On 8 September 1942, the USS Seadragon (SS-194) was on patrol in the South China Sea when Seaman First Class Darrell D. Rector first reported to Pharmacist's Mate First Class (PHM1C) Wheeler B. Lipes said he was not feeling well and had a pain in his abdomen. Several hours later, with the patient's temperature above normal and rising, Lipes was confident the diagnosis was acute appendicitis. The vessel was then in enemy-controlled waters.
With Rector's symptoms growing worse and medical evacuation impossible, the only alternative was surgery. Failure to intervene could result in rupture of the appendix and eventual death. But there was no medical officer on board to do the appendectomy.
Lieutenant Commander William E. Ferrall, the Seadragon's commanding officer, and lieutenant Norvell G. Ward, her executive officer, went to the crew's quarters to talk with Rector. The seaman said whatever Lipes decided to do was okay with him.
After further consultation, Ferrall asked Lipes if he could do the surgery. He could, he said, but under the circumstances, the prognosis was not favorable, and he was very reluctant. Lipes recalls his skipper telling him, "I'm out here every day, and my job is to sink enemy ships. I fire torpedoes and sometimes I miss. But I keep at it because that's my job."
Lipes replied, "Sir, I can't fire this torpedo and miss, but if you order me to do the operation, I will certainly do it."
Ferrall nodded his assent, and the 23-year-old corpsman went to work assembling his operating team. Lieutenant Ward acted as assistant surgeon, and Lieutenant Franz Hoskins performed duties as anesthetist.
Because major surgery on board was. not contemplated, surgical instruments, anesthetics, or even rudimentary equipment such as anesthesia masks and retractors were unavailable. The only antibiotics in use by the Navy in 1942 were the sulfas—sulfanilamide, sulfathiazole, sulfadiazine.
Lipes had no access to a laboratory. There was no microscope, no blood pressure apparatus, no means of determining clotting time or blood count. Nevertheless, Lipes had been a laboratory technician, had assisted in several appendectomies, and was innovative and highly motivated.
The wardroom mess table served as the operating table. An inverted tea strainer lined with gauze became a makeshift anesthesia mask, and teaspoons with bent handles served as retractors. Lipes sterilized the pajamas and rubber gloves worn by his operating team with alcohol normally used to fuel the Seadragon's torpedoes. Instruments were sterilized by boiling.
Ferrall ordered the Seadragon down to 120 feet to give his young corpsman a stable operating platform.
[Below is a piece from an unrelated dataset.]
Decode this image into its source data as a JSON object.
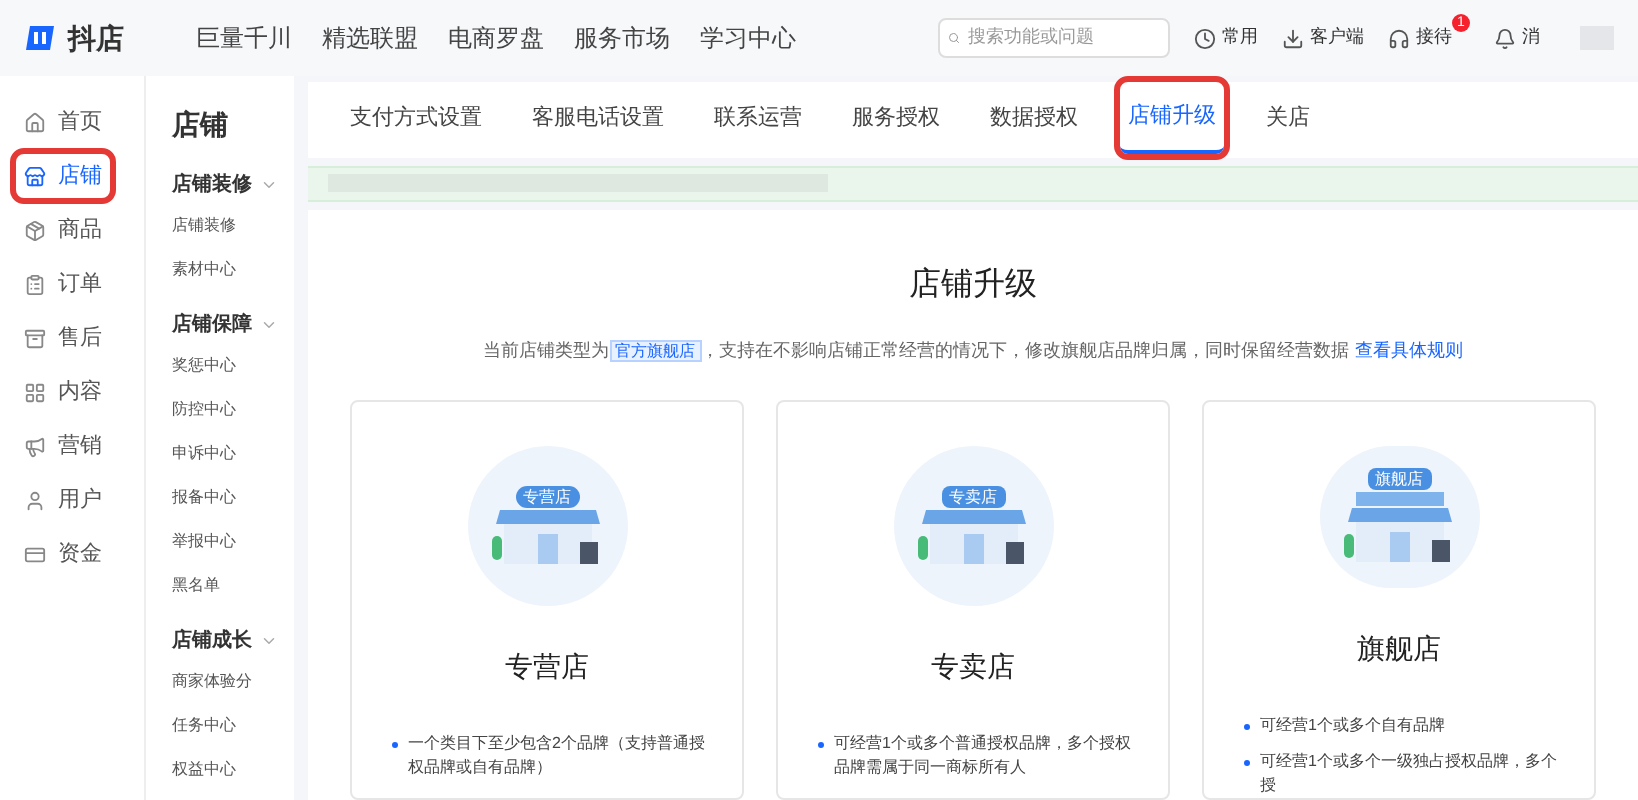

Although ether was not carried aboard U.S. submarines, Lipes had obtained several cans of the anesthetic while in port and now instructed Lieutenant Hoskins in the drip method of administering it.
With a scalpel blade gripped by a hemostat as a handle, Lipes made the incision. The location and removal of the appendix were anything but routine. It was hidden under the caecum-the blind gut-adhered to the intestine, coiled, and buried at the distal tip, which was turning black. The corpsman had to detach the appendix from the caecum, being careful not to cut or puncture it. Such an event would flood the lining of the abdominal cavity with pus, ensuring peritonitis. He tied off the appendix in two places and then amputated and removed it. Once that difficult task was accomplished, he cauterized the stump with phenol-carbolic acidand then neutralized the phenol with torpedo alcohol.
Prior to the surgery, Lipes had ground sulfa tablets into a powder, which he heated in an oven to kill any spores. The powder was now sprinkled in the peritoneal cavity and on each layer of tissue during closure. Seaman Rector was soon back on duty.
Although this selfless and heroic act earned Wheeler Lipes the recognition of a nation at war in 1942, then-Surgeon General Vice Admiral Ross T. McIntire considered preferring court-martial charges against Lipes for performing a procedure that he was neither credentialed nor qualified to perform. But the enormously positive response to Lipes's story in the Chicago Daily News conspired against punishment, and the event became one of the most famous in the annals of Navy Medicine.
Many years have gone by without the formal recognition Wheeler Lipes deserved. Last year, now former Surgeon General of the Navy Vice Admiral Michael Cowan initiated the paperwork, and a Navy Commendation Medal was approved. But before the ceremony could take place, the now 83-year-old lieutenant Commander Lipes, MSC, USN (Ret.), became gravely ill. When he is strong enough to travel, Lipes and his wife look forward to coming to Washington for a formal award ceremony.
"I certainly wasn't out there to be a surgeon," Lipes notes. "I wasn't being heroic. I was there to do whatever it took to alleviate pain and suffering and save a life if I could do so."